There are three important sections in Weka’s classification output for evaluating the success of the model. These are summary, accuracy by class, and confusion matrix.

In the summary section, pay attention to the correctly classified instances. This is how many records the model correctly classified, and can be represented as a percentage. In the case of the iris data set, we correctly classified 100 percent of the records. This is extremely rare with real-world data sets, so don’t expect your accuracy to be this high. Good accuracy varies by data set and application area, however, if your accuracy is lower than random chance, there are definitely some improvements you need to make.

In the accuracy by class section, pay attention to the f-measure and ROC area. The f-measure is a metric between zero and one that takes into account both precision and recall. When evaluating the f-measure, the closer to one it is, the better the model performed. The ROC area is the area under a receiver operating characteristics curve. This output will be between zero and one and will denote how well the model can distinguish between classes.

When evaluating the ROC area, the closer the number is to one the better. You can also see that Weka provides an f-measure and ROC area for each class as well as a weighted average. I recommend paying attention to the weighted average to evaluate the model as a whole, however, if you have multiple classes this can help identify classes the model had specific trouble classifying.
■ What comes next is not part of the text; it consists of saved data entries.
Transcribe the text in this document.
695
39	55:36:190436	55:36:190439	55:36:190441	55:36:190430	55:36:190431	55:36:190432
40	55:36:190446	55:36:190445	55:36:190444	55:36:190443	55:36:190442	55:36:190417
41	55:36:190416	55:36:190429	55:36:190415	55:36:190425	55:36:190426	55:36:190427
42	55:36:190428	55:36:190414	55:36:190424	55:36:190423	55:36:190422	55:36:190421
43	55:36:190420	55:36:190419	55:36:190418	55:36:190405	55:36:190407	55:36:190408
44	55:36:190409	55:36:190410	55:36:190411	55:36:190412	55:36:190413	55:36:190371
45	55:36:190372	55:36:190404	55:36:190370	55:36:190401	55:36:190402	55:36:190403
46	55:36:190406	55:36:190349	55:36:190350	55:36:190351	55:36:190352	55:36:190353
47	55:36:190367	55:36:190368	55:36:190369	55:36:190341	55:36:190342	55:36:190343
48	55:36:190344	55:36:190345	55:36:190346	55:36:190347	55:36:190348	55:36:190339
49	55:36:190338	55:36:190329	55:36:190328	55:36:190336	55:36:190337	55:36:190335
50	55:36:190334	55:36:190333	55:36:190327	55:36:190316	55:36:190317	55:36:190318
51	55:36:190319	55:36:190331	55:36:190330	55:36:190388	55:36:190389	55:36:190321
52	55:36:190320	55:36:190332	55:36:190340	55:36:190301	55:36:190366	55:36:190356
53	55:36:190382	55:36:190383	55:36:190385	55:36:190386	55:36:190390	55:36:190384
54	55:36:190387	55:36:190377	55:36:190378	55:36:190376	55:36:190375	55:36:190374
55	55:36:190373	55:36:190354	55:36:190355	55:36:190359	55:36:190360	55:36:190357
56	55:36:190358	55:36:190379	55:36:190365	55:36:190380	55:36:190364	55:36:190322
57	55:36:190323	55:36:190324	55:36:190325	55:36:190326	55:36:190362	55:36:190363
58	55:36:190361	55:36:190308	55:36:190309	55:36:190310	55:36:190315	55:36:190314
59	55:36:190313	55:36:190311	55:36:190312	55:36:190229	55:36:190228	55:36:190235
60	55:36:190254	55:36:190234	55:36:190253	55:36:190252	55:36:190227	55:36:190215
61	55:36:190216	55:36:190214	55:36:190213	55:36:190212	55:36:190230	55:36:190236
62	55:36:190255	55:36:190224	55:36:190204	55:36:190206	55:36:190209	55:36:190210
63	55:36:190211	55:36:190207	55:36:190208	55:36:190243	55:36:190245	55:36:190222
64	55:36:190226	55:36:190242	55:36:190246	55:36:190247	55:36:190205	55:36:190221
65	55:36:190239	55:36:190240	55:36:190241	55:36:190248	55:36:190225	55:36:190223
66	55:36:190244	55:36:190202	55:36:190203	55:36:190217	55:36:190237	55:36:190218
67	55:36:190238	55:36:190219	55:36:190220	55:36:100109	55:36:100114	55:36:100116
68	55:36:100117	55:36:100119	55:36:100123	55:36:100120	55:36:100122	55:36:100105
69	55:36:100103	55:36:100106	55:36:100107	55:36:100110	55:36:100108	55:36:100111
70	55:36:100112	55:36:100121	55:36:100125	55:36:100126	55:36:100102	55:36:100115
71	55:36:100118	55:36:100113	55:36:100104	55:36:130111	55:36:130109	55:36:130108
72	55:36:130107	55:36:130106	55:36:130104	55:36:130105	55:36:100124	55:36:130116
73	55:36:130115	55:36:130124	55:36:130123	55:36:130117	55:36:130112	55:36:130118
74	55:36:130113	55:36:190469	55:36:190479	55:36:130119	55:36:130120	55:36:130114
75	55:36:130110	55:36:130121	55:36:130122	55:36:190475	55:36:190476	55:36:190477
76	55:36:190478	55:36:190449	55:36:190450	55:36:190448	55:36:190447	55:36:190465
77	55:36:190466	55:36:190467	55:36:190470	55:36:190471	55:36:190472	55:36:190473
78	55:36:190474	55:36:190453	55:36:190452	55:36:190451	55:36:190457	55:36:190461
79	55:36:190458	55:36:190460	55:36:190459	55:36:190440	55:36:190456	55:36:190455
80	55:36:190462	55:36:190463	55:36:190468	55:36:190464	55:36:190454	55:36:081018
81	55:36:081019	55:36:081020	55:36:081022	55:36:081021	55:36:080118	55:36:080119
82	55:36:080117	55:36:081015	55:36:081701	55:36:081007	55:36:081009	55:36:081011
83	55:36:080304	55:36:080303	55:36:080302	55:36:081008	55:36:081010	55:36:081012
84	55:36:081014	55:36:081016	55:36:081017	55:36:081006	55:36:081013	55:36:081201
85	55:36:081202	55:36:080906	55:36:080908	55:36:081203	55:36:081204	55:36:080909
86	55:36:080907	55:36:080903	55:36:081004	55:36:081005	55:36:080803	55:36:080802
The confusion matrix is also an important evaluation feature. In this matrix, the top row denotes what the record was classified as and the side column denotes what class the record actually was. The diagonal shows the records that were correctly classified. A confusion matrix can help you identify records that the model is having difficulty classifying.

### Regression

Weka’s regression models have one evaluation section — summary. However, if you run linear regression, you will also have a section called linear regression model. Now, I know I said I would skip the math on linear regression, but hang on for a second. Linear regression will create a linear function that best represents the data (think best-fit line). The linear regression model section shows what function the model came up with. For example, with the iris data set, the linear regression function to predict petal width is:

PetalWidthCm = 0.0035 * Id -0.1591 * SepalLengthCm +0.2095 * SepalWidthCm + 0.4272 * PetalLengthCm -0.3811

The summary section will provide metrics to evaluate the success of the model. The correlation coefficient will tell you how much of a linear association there is between the variables. The closer the correlation coefficient is to one the better. In addition, the mean absolute error will tell you the absolute value of the average error (over or under-predicted). The absolute value is used to capture negative errors. A lower mean absolute error is better, however, what “lower” is will depend on the data and require some intuition.

## Next Steps

This is by no means an all-inclusive guide to machine learning, Weka or even the methods explored above, but it should get you up and running on making actual predictions with actual data. Weka is a great place to start exploring machine learning because you can implement common algorithms without writing any code.

You can also grow your skills with Weka to use more advanced methods. Some additional algorithms you can use for classification are C4.5 decision tree (known as J48 in Weka), random forest, and naive Bayes. If you are feeling confident, Weka also has a support vector machine (SVM) implementation under the name SMOreg — choose your kernel carefully.